Après avoir mis en lumière ces « Mesdames », c’est sur le monde que Grand Corps Malade pose ses yeux et son slam dans « Reflets ». Un observateur mais aussi acteur à son échelle se faisant le miroir de la société à travers son regard et celui des autres. Chronique musicale.
Un miroir grossissant
« Les yeux sont le miroir de l’âme ». Mais c’est avec sa voix et une prose imagée que Grand Corps Malade touche les coeurs. Un célèbre conteur d’histoires qui slame la sienne et celles des autres à coup de « Paroles et musique » rythmées de figures de styles punchy, rimes poétiques et productions radiophoniques. Un panoramique avec en premier plan l’ « Autoreflet » de cet ex banlieusard devenu un mari et père de famille livrant sa vision de la vie. Mais aussi un artiste qui écrit sur « des sentiments et des pensées intimes » ainsi que « la société quand ça me semble légitime». Un autoportrait évoquant son changement de trajectoire et chemin parcouru depuis son tragique accident. S’il zoome sur sa personne, Grand Corps Malade ne se noie pas dans le narcissisme. Un artiste qui depuis son objectif visualise cette fois sans aucun duo,la société sous tous les angles. Un miroir grossissant entre flou artistique et « Reflets » des doutes, échecs, victoires et sentiments de ses « potes, de mes voisins ». Sans oublier toutes les personnes croisées sur sa route qui comme lui avancent entre lignes droites et virages. Un autoroute du bonheur qui ne semblait pourtant pas si tracée depuis son «premier hors-piste » de jeunesse. « Je suivais la route imposée par les évènements… Quand le hasard ou la chance me proposa une autre option » se souvient-il dans « J’ai vu de la lumière ». Un miraculé qui depuis « Le jour d’après » a bravé les épreuves avec patience et courage. Une force d’avancer qu’il partage avec tous « les accidentés d’parcours, Les fragilisés, les malchanceux d’un jour » à qui il adresse cet ode à la résilience. « ça n’arrive pas qu’aux autres, ce n’est pas une légende » rappelle-t-il invitant chacun à profiter de l’instant.

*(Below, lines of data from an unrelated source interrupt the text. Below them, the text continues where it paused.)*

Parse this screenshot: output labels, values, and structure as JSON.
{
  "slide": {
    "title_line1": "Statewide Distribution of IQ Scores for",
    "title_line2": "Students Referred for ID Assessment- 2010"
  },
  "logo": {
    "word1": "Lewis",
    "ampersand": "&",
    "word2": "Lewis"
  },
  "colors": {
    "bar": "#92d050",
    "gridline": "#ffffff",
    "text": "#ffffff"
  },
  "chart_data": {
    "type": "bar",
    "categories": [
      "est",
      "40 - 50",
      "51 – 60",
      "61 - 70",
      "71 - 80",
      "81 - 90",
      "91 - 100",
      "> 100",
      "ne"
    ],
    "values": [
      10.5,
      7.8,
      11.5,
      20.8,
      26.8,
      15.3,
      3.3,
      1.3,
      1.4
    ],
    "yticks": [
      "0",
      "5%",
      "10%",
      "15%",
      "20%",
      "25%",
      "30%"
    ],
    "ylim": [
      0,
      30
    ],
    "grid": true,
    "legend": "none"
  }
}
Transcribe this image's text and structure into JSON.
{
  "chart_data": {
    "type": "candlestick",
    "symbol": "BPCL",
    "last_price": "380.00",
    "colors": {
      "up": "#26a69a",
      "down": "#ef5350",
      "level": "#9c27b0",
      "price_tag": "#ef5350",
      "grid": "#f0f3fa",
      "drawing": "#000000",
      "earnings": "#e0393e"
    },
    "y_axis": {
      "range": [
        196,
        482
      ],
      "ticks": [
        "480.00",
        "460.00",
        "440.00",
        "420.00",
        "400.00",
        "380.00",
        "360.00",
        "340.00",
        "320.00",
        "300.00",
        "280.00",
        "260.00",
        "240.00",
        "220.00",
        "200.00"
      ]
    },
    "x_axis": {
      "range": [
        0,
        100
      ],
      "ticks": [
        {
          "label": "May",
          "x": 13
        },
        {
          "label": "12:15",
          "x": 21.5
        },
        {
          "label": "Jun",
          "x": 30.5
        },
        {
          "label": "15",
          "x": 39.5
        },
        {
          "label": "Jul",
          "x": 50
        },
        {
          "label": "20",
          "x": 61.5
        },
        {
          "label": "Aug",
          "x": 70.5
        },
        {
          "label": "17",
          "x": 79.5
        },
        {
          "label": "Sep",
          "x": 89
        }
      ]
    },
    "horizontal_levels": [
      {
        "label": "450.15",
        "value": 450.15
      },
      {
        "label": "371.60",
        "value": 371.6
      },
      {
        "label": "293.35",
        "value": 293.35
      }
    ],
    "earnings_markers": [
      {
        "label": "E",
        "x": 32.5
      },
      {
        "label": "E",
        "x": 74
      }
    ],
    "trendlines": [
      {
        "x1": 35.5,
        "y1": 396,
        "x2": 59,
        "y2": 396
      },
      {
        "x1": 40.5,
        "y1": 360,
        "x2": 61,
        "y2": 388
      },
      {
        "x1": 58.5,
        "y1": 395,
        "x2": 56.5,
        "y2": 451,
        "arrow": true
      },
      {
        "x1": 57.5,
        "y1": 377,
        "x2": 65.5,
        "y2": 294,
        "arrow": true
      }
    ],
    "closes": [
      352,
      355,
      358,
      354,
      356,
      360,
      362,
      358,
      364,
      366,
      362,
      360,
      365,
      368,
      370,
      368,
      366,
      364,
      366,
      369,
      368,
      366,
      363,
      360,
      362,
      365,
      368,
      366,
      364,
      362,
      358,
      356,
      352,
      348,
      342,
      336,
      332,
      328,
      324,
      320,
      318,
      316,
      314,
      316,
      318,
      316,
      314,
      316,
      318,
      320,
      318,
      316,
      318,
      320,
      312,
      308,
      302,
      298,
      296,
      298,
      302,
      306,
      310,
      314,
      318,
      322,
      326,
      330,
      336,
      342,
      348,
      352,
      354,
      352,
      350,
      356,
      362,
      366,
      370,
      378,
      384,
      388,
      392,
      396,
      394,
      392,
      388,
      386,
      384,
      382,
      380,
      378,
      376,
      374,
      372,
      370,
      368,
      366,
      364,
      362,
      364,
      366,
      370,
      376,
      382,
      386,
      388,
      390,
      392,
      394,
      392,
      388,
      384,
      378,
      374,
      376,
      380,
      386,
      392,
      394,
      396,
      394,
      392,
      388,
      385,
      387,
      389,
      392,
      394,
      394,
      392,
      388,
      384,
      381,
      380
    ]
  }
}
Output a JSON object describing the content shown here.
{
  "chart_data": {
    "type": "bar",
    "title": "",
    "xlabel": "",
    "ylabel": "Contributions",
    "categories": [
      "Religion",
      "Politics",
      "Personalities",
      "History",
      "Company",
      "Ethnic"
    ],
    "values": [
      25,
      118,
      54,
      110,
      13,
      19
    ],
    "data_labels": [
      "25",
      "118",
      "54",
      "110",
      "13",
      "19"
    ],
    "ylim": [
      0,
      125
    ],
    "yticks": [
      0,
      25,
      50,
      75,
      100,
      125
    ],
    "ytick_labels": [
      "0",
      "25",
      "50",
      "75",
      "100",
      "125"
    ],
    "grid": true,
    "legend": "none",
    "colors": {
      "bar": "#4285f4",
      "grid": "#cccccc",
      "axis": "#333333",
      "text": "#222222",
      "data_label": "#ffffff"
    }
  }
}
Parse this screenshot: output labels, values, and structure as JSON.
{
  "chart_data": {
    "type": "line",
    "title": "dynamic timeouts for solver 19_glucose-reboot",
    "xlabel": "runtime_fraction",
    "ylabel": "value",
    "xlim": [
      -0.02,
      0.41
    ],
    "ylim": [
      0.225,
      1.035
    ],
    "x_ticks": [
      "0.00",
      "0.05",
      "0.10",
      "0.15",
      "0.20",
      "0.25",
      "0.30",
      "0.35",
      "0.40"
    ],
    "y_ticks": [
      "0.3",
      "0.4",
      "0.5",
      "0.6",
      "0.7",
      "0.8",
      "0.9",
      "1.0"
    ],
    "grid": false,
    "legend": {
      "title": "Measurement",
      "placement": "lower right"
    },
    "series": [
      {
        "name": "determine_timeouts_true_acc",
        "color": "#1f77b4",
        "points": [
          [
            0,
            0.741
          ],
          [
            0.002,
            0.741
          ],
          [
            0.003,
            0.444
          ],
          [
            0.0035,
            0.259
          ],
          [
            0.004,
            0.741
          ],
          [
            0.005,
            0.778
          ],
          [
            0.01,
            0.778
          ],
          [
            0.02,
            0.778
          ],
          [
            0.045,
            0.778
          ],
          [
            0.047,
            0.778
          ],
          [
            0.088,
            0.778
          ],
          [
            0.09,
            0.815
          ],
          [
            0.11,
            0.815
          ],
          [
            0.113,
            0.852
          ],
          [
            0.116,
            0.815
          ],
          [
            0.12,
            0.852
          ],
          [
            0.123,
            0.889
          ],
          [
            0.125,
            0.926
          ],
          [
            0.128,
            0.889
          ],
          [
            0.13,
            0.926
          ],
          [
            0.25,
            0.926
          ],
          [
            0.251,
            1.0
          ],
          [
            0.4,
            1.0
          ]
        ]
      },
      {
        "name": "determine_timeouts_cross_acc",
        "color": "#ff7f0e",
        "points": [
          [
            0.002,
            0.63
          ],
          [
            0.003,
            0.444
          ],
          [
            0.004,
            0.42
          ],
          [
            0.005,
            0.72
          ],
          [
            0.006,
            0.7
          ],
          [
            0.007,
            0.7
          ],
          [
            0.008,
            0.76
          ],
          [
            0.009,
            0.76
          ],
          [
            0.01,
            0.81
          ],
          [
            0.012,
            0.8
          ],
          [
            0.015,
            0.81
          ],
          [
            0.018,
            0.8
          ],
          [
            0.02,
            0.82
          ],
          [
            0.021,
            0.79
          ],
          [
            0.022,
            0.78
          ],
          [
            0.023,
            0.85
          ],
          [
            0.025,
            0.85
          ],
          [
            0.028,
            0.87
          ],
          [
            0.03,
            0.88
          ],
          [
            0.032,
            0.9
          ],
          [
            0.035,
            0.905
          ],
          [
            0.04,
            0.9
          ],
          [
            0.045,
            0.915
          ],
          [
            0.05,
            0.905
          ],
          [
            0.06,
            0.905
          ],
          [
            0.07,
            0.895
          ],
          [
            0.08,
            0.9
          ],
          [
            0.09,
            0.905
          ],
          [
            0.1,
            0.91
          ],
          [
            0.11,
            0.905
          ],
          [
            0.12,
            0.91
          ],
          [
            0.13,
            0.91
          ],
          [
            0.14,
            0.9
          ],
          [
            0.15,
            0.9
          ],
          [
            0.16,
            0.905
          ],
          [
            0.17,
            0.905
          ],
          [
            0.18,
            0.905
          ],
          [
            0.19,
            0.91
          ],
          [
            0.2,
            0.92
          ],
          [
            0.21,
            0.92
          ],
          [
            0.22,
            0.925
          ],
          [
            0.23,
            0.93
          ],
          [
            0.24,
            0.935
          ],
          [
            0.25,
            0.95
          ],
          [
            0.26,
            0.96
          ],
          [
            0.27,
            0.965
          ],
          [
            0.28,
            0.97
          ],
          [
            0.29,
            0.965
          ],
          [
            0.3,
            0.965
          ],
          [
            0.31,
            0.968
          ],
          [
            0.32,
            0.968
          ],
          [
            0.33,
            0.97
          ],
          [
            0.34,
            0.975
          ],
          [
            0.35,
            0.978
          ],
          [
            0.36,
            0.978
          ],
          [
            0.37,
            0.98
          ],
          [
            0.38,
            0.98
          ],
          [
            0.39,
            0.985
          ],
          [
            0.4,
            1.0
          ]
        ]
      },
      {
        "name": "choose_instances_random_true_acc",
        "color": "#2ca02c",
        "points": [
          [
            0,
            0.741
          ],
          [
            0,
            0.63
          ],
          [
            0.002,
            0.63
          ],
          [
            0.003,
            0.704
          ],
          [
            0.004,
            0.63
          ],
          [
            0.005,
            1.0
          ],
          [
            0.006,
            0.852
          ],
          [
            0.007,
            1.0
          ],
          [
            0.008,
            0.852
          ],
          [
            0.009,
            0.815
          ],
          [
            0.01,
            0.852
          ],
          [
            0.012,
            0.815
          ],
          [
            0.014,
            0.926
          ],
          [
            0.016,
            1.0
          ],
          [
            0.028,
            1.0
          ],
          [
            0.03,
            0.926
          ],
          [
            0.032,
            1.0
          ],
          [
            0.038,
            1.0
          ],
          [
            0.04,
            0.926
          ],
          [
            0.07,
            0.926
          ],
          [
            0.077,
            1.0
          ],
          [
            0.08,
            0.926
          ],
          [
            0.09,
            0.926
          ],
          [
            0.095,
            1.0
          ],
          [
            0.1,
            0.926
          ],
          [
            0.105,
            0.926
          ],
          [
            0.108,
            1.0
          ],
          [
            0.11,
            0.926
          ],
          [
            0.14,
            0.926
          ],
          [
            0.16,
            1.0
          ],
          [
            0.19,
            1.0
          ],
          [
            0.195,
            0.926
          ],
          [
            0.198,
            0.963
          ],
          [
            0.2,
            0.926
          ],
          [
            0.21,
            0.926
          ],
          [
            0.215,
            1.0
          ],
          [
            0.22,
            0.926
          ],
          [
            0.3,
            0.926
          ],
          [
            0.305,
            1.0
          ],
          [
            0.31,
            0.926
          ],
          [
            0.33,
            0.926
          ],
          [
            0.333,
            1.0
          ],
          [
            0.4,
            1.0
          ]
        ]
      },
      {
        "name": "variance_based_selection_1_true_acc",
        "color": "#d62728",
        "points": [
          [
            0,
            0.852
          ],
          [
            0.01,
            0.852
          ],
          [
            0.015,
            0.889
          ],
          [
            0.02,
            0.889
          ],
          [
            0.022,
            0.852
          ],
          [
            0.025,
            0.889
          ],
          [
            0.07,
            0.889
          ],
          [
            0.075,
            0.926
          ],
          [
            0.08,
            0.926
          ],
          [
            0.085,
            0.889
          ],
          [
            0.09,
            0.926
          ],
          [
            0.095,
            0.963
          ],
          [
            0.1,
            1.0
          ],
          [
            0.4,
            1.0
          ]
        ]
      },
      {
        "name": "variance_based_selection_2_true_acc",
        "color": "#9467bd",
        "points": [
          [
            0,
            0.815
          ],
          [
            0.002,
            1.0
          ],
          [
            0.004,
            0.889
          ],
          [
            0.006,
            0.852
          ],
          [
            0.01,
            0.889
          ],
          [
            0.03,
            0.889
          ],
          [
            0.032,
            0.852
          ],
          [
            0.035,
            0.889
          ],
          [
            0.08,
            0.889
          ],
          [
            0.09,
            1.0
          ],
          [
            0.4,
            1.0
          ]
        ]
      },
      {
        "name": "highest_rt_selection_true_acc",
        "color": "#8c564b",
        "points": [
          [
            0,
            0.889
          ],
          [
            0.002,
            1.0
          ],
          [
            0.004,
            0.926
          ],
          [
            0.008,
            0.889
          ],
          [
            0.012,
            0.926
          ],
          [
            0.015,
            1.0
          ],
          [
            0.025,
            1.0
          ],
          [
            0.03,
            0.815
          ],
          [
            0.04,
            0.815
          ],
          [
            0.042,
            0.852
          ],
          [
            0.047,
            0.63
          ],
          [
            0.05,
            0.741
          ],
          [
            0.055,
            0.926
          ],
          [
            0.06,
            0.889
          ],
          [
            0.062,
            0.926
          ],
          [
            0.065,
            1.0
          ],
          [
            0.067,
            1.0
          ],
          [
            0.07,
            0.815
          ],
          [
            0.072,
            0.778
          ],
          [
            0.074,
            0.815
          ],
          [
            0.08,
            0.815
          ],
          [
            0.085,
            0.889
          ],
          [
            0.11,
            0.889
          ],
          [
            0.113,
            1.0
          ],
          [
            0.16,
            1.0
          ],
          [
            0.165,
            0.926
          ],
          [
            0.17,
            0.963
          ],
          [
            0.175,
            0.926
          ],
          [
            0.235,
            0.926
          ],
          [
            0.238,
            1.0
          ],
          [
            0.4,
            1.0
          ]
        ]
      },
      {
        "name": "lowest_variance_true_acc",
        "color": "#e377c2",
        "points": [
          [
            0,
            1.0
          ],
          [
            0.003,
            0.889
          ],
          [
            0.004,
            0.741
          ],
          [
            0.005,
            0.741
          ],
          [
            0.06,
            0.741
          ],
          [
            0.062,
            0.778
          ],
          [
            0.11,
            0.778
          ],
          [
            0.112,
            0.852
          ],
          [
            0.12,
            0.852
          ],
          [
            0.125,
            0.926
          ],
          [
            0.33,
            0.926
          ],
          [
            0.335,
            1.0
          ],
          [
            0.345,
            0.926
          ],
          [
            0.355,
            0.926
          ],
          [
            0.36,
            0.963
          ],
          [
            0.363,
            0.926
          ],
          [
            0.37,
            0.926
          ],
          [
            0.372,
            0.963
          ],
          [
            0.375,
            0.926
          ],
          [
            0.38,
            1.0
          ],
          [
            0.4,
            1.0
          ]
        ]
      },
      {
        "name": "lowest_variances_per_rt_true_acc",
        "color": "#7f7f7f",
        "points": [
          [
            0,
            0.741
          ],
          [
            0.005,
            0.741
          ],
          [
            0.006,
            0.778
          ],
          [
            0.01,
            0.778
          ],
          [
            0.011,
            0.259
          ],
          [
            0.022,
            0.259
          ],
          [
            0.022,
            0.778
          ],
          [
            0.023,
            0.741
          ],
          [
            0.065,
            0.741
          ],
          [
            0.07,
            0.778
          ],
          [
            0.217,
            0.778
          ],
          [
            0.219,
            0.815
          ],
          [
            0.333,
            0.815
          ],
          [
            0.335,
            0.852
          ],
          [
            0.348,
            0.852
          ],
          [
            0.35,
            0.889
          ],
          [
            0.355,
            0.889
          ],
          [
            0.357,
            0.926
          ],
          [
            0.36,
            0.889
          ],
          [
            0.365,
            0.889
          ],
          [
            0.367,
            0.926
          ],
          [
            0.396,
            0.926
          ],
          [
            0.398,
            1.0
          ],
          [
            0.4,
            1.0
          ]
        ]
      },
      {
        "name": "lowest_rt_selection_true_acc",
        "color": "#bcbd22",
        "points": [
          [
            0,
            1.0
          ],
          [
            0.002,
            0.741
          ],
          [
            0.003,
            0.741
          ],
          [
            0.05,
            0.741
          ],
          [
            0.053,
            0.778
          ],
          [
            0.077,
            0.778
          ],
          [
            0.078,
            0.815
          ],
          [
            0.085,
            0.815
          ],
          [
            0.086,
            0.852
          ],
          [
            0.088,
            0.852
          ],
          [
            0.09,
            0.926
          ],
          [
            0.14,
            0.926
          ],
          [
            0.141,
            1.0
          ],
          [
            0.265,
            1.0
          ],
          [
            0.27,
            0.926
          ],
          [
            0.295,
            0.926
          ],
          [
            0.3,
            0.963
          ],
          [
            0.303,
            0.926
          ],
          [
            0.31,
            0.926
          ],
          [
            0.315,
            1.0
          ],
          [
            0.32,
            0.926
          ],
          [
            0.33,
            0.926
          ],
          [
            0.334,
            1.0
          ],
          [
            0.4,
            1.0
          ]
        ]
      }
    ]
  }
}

Focus sur le monde d’aujourd’hui et de demain
Une urgence de vivre qu’il célèbre au jour le jour dans « C’est aujourd’hui que ça se passe ». « Demain c’est loin et c’est pas moi qui l’ai dit, Le présent est précieux, l’inertie l’enlaidit » scande-t-il d’un flow canalisé. Un voyage à travers le temps et l’espace avec passage par la « Rue La Fayette » avec sur le trottoir un couple sur le point de prendre deux chemins différents. Une courte escale pour le chanteur qui pose ensuite son micro à « Deauville » en souvenir de sa première escapade main dans la main avec sa femme. Une copilote à qui il ouvre grand son coeur sur le doux « Je serai là » symbole d’un amour qui lui n’a pas pris une ride. Un temps qui file qu’il réalise un peu plus en voyant ses enfants grandir si vite. « Quand ils apprennent à lire, nous on vieillit sans défense, Je crois qu’on était des enfants tant qu’on en avait pas » berce ce papa chanteur sur le lumineux « Retiens les rêves » dédié à ses deux fils et plus généralement à la filiation. Un ainé qui voit en la vieillesse un signe de « (La) sagesse». « Mais non, j’suis pas vieux, appelle ça d’la sagesse » ironise-t-il un peu largué par la jeunesse « qui s’amuse sans moi ». Une nouvelle et même future génération qu’il projette en « 2083 » dans le monde de demain où « la famine et la misère sont devenues irréversibles ». Une lettre écrite par son futur petit fils alertant sur les conséquences du dérèglement climatique. Avec tout de même un message de fraternité et d’espoir d’un avenir meilleur.